An alarming number of Gen Z and millennial vehicle buyers are 90 days late on payments. In the first quarter, loan delinquency for buyers ages 18 to 39 was the highest since the 2008 and 2009 Great Recession.
Especially disturbing is that this elevated delinquency arose while the federal government suspended many of these borrowers’ student loan payments during the pandemic. It’s likely that as the government restarts student loan collections this fall, even more Gen Z and millennials will slip into auto loan delinquency.
Young buyers borrowed more than they should have — a costly personal finance lesson with years of negative impact. Just one late payment affects a credit score, and a 30-day delinquency lingers for seven years.
But the blame doesn’t fall on just one side of the deal desk: Automakers, dealers, lenders, salespeople and credit managers all had motivation to write what are turning out to be bad loans, much as home mortgage lenders did in the lead-up to the global financial crisis 15 years ago.
Historically low interest rates masked dramatic inflation on new cars, and longer loan terms left buyers more leveraged.
Prime interest rates haven’t reached today’s levels of 8.25 percent since June 2006, and they haven’t been higher since February 2001, according to JPMorgan Chase. Younger adults — consumers and dealership employees alike — may not have much experience with these kinds of rates, but they should be able to do math.
Auto loan rejections have surged to the highest rate since the New York Fed started keeping records in 2013. That may be prudent, but it does put a hardship on dealers and their sales staff as well as shoppers.
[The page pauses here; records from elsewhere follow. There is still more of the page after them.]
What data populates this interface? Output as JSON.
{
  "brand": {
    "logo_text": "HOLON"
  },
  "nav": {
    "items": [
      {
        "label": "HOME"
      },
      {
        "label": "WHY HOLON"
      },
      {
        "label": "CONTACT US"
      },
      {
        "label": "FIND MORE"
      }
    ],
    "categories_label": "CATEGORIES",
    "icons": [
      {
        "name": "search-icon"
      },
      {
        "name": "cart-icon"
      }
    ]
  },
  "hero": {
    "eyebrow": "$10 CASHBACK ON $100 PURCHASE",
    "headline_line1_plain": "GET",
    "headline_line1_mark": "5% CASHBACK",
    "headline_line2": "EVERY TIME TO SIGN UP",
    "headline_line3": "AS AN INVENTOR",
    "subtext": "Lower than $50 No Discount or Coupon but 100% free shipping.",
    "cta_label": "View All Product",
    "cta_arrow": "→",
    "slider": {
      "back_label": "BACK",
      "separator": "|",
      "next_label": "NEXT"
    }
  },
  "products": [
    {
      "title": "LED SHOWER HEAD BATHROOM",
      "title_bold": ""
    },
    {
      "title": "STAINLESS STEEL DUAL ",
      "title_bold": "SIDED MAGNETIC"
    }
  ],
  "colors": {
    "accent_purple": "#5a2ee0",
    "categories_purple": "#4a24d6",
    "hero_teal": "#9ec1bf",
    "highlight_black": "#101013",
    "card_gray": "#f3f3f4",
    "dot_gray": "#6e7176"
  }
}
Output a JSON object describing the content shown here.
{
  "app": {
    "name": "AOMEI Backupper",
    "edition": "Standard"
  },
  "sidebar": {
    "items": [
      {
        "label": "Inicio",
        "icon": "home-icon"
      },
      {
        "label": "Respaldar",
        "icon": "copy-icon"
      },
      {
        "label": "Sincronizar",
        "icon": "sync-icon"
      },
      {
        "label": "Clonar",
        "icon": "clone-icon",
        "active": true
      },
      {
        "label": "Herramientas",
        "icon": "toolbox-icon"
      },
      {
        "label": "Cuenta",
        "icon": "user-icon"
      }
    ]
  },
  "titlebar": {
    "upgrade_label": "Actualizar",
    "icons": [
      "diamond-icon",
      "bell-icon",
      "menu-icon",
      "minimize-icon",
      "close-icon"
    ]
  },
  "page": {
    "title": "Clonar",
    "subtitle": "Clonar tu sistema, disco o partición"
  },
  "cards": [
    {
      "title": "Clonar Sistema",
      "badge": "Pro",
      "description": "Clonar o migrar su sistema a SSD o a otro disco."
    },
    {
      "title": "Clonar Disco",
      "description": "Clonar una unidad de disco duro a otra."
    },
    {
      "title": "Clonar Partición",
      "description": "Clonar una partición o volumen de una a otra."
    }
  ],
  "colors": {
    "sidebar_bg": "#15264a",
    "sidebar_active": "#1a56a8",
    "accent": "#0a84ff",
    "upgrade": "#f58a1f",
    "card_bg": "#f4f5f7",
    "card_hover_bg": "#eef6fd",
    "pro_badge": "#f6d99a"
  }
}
Dealers, salespeople and credit managers must steer customers to vehicles within their budget, such as used cars, even if it means a smaller commission. The aim should be a satisfied customer who will return for many more vehicle purchases.
During the Great Recession, lenders learned borrowers were more willing to go delinquent on their houses than their cars because a house couldn’t get them to work. Rising auto loan delinquency rates now should warn the industry that change is needed — in vehicle mix, in sales approach and in responsible financing.